Why is this important?

Our survival on a human friendly planet partly depends on trees.

Trees are vital contributors to global decarbonisation, as in the daytime they suck CO2 out of the air and produce Oxygen and vital sugars, which overcompensates for their respiration at night to reverse the process. And there are billions on the planet. Recently it has been discovered that they are extensively connected underground through the fungal mycelium that can transmit information as chemical products, to form a connected network. Trees have always been important to us for our own purposes , in manufacture and food production, and also in providing a calming and refreshing environment in streets, parks and wild places.

So it is all the more appalling that institutional vandals cut them down. In Sheffield and Plymouth within recently, large areas of mature trees have been destroyed in the city centres. I have visited Plymouth last year and found it very run down and neglected, but the saving feature was Armada Way running down to the centre, a wide boulevard with a central area of urban woodland, grasses and plants left to nature, with large mature trees. The trees have since been destroyed and it is likely the wild area will be filled with rubbish or removed completely for yet more traffic. In both these cities the vandalism was carried out by the Council, against strong popular opinion, and secretively at night to avoid detection. No reasons have been given in either case. This is an appalling misbehaviour of democratic bodies.

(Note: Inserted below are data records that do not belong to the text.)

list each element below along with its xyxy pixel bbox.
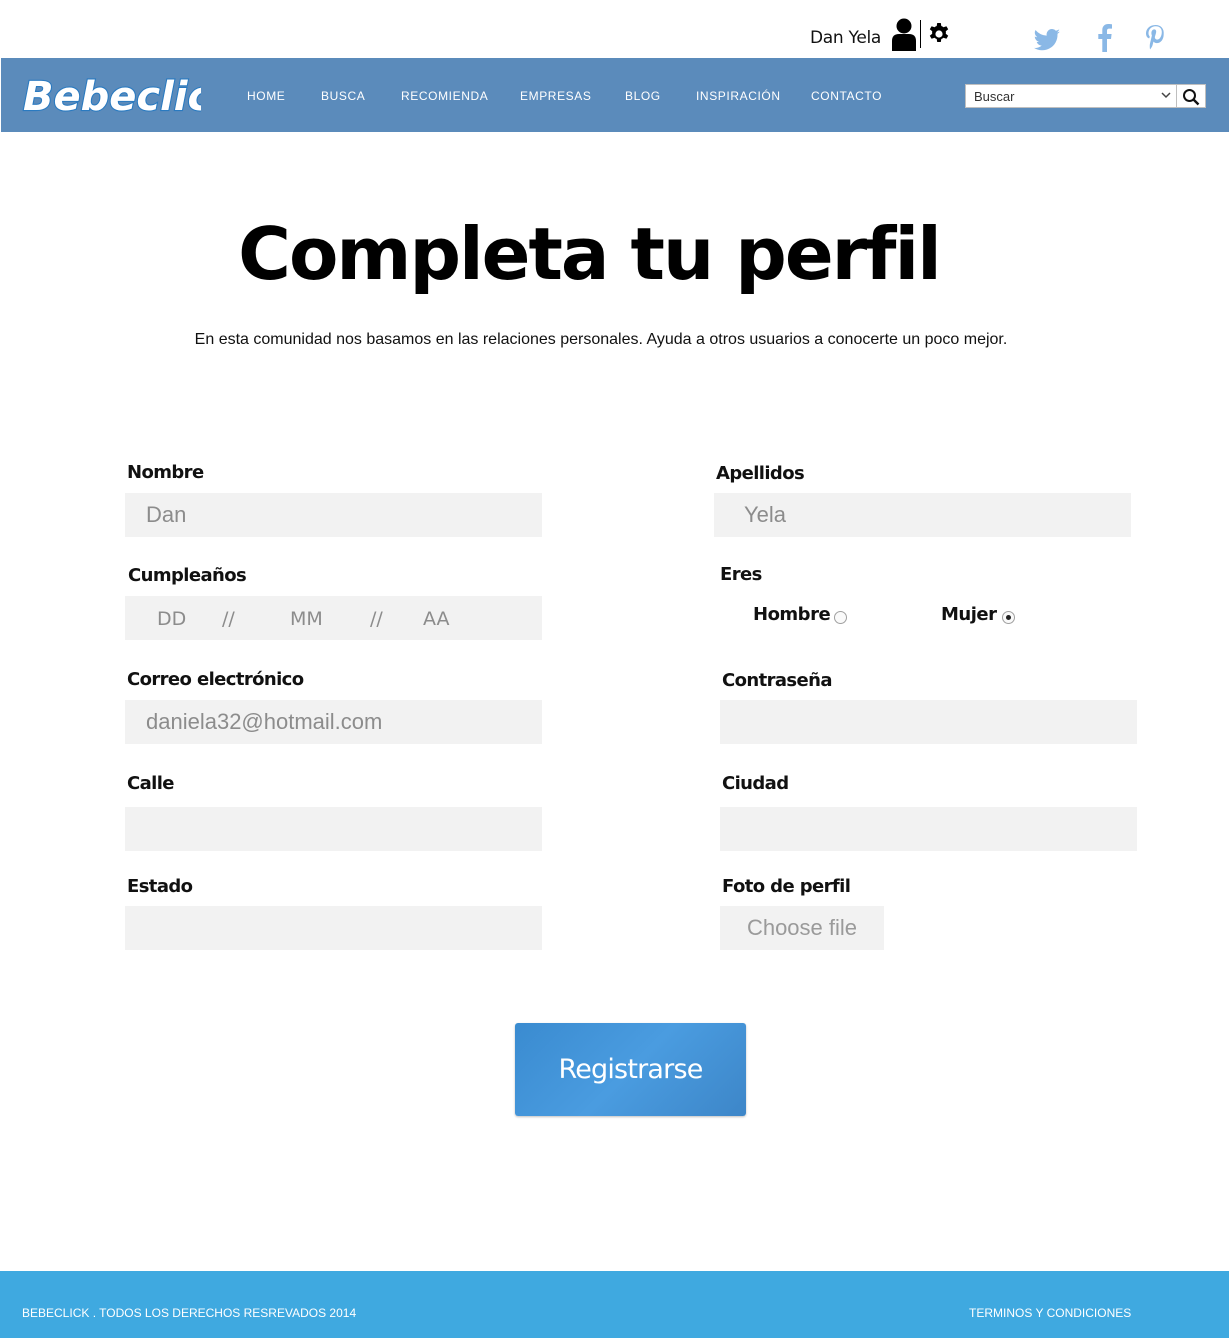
birthday-month-field[interactable]: MM bbox=[290, 608, 323, 630]
correo-label: Correo electrónico bbox=[127, 669, 304, 690]
contrasena-label: Contraseña bbox=[722, 670, 833, 691]
cumpleanos-label: Cumpleaños bbox=[128, 565, 247, 586]
nav-recomienda[interactable]: RECOMIENDA bbox=[401, 89, 488, 103]
apellidos-label: Apellidos bbox=[716, 463, 805, 484]
twitter-icon[interactable] bbox=[1032, 22, 1062, 54]
top-bar: Dan Yela bbox=[0, 0, 1229, 58]
svg-text:Bebeclick: Bebeclick bbox=[23, 74, 201, 120]
hombre-label[interactable]: Hombre bbox=[753, 604, 831, 625]
nav-blog[interactable]: BLOG bbox=[625, 89, 661, 103]
nav-home[interactable]: HOME bbox=[247, 89, 285, 103]
birthday-separator: // bbox=[370, 608, 383, 630]
topbar-divider bbox=[920, 20, 921, 48]
email-value: daniela32@hotmail.com bbox=[146, 709, 383, 734]
apellidos-input[interactable]: Yela bbox=[714, 493, 1131, 537]
user-name[interactable]: Dan Yela bbox=[810, 28, 881, 48]
footer: BEBECLICK . TODOS LOS DERECHOS RESREVADO… bbox=[0, 1271, 1229, 1338]
estado-label: Estado bbox=[127, 876, 193, 897]
nav-contacto[interactable]: CONTACTO bbox=[811, 89, 882, 103]
gear-icon[interactable] bbox=[927, 22, 951, 46]
hombre-radio[interactable] bbox=[834, 611, 847, 624]
page-subtitle: En esta comunidad nos basamos en las rel… bbox=[194, 331, 1008, 348]
bebeclick-logo[interactable]: Bebeclick bbox=[19, 66, 201, 124]
terms-link[interactable]: TERMINOS Y CONDICIONES bbox=[969, 1306, 1131, 1320]
nombre-input[interactable]: Dan bbox=[125, 493, 542, 537]
email-input[interactable]: daniela32@hotmail.com bbox=[125, 700, 542, 744]
eres-label: Eres bbox=[720, 564, 762, 585]
choose-file-button[interactable]: Choose file bbox=[720, 906, 884, 950]
birthday-year-field[interactable]: AA bbox=[423, 608, 450, 630]
ciudad-input[interactable] bbox=[720, 807, 1137, 851]
user-icon[interactable] bbox=[890, 17, 918, 51]
foto-label: Foto de perfil bbox=[722, 876, 851, 897]
apellidos-value: Yela bbox=[744, 502, 787, 527]
nombre-value: Dan bbox=[146, 502, 187, 527]
footer-copyright: BEBECLICK . TODOS LOS DERECHOS RESREVADO… bbox=[22, 1306, 357, 1320]
mujer-label[interactable]: Mujer bbox=[941, 604, 997, 625]
birthday-day-field[interactable]: DD bbox=[157, 608, 186, 630]
search-select-value: Buscar bbox=[974, 89, 1015, 104]
register-button[interactable]: Registrarse bbox=[515, 1023, 746, 1116]
nav-busca[interactable]: BUSCA bbox=[321, 89, 365, 103]
birthday-input[interactable]: DD // MM // AA bbox=[125, 596, 542, 640]
page-title: Completa tu perfil bbox=[238, 212, 942, 296]
chevron-down-icon bbox=[1161, 92, 1171, 99]
nav-empresas[interactable]: EMPRESAS bbox=[520, 89, 592, 103]
pinterest-icon[interactable] bbox=[1140, 22, 1170, 54]
birthday-separator: // bbox=[222, 608, 235, 630]
search-select[interactable]: Buscar bbox=[965, 84, 1177, 108]
password-input[interactable] bbox=[720, 700, 1137, 744]
nav-inspiracion[interactable]: INSPIRACIÓN bbox=[696, 89, 781, 103]
facebook-icon[interactable] bbox=[1090, 22, 1120, 54]
estado-input[interactable] bbox=[125, 906, 542, 950]
ciudad-label: Ciudad bbox=[722, 773, 789, 794]
search-button[interactable] bbox=[1177, 84, 1206, 108]
calle-label: Calle bbox=[127, 773, 175, 794]
nombre-label: Nombre bbox=[127, 462, 204, 483]
calle-input[interactable] bbox=[125, 807, 542, 851]
search-icon bbox=[1183, 89, 1200, 106]
mujer-radio[interactable] bbox=[1002, 611, 1015, 624]
main-navbar: Bebeclick HOME BUSCA RECOMIENDA EMPRESAS… bbox=[1, 58, 1229, 132]
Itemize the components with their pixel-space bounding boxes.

Councils do have Tree Protection Orders for certain varieties of trees, to prevent property owners from removing them. They can be over-ruled by planning applications and in public areas they may be ignored by the same councils. As the examples show, councils and their agents seem impervious to the law.

So, there should be legislation by a criminal statute, to ensure the protection of trees, so that trees are given rights appropriate to living beings like animals and persons rather than pieces of property, because their importance seems unappreciated by the uneducated.